Microbiological Evaluation of the Effectiveness of Sewage Sludge Sanitization with Solar Drying Technology

1Department of Microbiology, Faculty of Agriculture and Biotechnology, University of Technology and Life Sciences in Bydgoszcz, Bernardyńska 6-8, 85-029 Bydgoszcz, Poland
2Department of Microbiology, Faculty of Pharmacy, Nicolaus Copernicus University in Toruń, Collegium Medicum of L. Rydygier in Bydgoszcz, M. Skłodowskiej-Curie 9, 85-094 Bydgoszcz, Poland

Received 28 May 2012; Accepted 4 September 2012

Academic Editor: Manickavachagam Muruganandham

Copyright © 2012 Zbigniew Paluszak et al.

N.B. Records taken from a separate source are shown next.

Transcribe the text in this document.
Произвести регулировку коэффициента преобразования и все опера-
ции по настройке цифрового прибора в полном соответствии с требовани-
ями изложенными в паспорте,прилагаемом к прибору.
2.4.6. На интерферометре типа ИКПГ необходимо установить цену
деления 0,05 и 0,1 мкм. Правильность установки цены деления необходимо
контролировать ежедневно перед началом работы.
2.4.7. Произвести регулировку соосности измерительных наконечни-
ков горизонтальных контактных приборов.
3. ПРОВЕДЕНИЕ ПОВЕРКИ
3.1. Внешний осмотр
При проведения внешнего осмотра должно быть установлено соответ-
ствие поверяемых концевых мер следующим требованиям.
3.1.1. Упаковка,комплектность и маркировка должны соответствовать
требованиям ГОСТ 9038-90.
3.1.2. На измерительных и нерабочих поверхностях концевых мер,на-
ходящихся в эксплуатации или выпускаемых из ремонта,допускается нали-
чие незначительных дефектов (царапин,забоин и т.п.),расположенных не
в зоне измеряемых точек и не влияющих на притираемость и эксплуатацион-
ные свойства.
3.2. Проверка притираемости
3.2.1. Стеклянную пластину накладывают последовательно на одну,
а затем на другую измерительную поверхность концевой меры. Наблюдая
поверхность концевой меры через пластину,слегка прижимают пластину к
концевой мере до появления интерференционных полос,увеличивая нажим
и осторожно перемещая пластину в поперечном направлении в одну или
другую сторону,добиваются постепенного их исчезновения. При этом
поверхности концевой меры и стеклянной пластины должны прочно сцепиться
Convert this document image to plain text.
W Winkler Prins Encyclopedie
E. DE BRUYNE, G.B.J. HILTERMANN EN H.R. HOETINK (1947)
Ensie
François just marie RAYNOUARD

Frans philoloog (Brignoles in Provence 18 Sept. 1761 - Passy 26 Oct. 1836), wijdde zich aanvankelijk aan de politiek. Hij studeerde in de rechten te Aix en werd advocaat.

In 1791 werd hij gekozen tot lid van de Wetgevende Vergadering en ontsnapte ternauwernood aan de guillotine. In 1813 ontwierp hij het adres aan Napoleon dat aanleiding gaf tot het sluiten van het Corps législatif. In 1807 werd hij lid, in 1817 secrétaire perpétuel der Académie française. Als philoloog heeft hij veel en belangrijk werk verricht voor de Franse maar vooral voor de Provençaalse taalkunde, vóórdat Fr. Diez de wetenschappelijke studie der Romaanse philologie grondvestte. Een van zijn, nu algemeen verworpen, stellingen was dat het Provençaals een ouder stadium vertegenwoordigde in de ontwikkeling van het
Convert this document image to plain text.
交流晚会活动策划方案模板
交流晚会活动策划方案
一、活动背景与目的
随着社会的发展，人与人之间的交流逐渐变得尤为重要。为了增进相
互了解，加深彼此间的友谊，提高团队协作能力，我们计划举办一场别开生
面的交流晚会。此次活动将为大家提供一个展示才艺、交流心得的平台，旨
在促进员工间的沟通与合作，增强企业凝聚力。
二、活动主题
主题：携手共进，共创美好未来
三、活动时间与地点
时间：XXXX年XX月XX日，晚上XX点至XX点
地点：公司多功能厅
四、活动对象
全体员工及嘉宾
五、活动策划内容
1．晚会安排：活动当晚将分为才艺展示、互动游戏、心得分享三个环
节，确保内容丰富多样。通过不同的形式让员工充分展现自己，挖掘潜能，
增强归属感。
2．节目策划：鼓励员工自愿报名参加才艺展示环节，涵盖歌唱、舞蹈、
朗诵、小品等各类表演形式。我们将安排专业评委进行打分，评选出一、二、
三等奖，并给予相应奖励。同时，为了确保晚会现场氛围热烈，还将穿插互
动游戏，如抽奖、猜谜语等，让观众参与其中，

This is an open access article distributed under the Creative Commons Attribution License, which permits unrestricted use, distribution, and reproduction in any medium, provided the original work is properly cited.


The aim of study was to estimate the sanitization effectiveness of the sludge solar drying process carried out on technical scale in Poland based on the inactivation of bacteria and parasite eggs. Sewage sludge samples inoculated with Escherichia coli, Salmonella Senftenberg W775 and enterococci and perlon bags containing Ascaris suum eggs were placed inside the carriers fixed in the dried sludge pile and on the shovels and frame of the sludge turner. The number of reisolated microorganisms was determined with MPN method and the percentage of invasive A. suum eggs—with the microscope counting. On the basis of regression equations, the theoretical survivability and elimination rate of bacteria and parasite eggs were calculated. Experiment showed low hygienization efficiency of solar drying method. The theoretical survival time was 46–104 days in summer and 90–98 days in winter for S. Senftenberg W775 and, respectively 42–55 and 71–148 days for E. coli, depending on the carriers location. Enterococci were able to survive for 52–168 days in summer and in winter its number increased. The decrease in the percentage of invasive A. suum eggs was almost not observed. Results indicated that solar drying is a technology, which does not guarantee biosafety of product.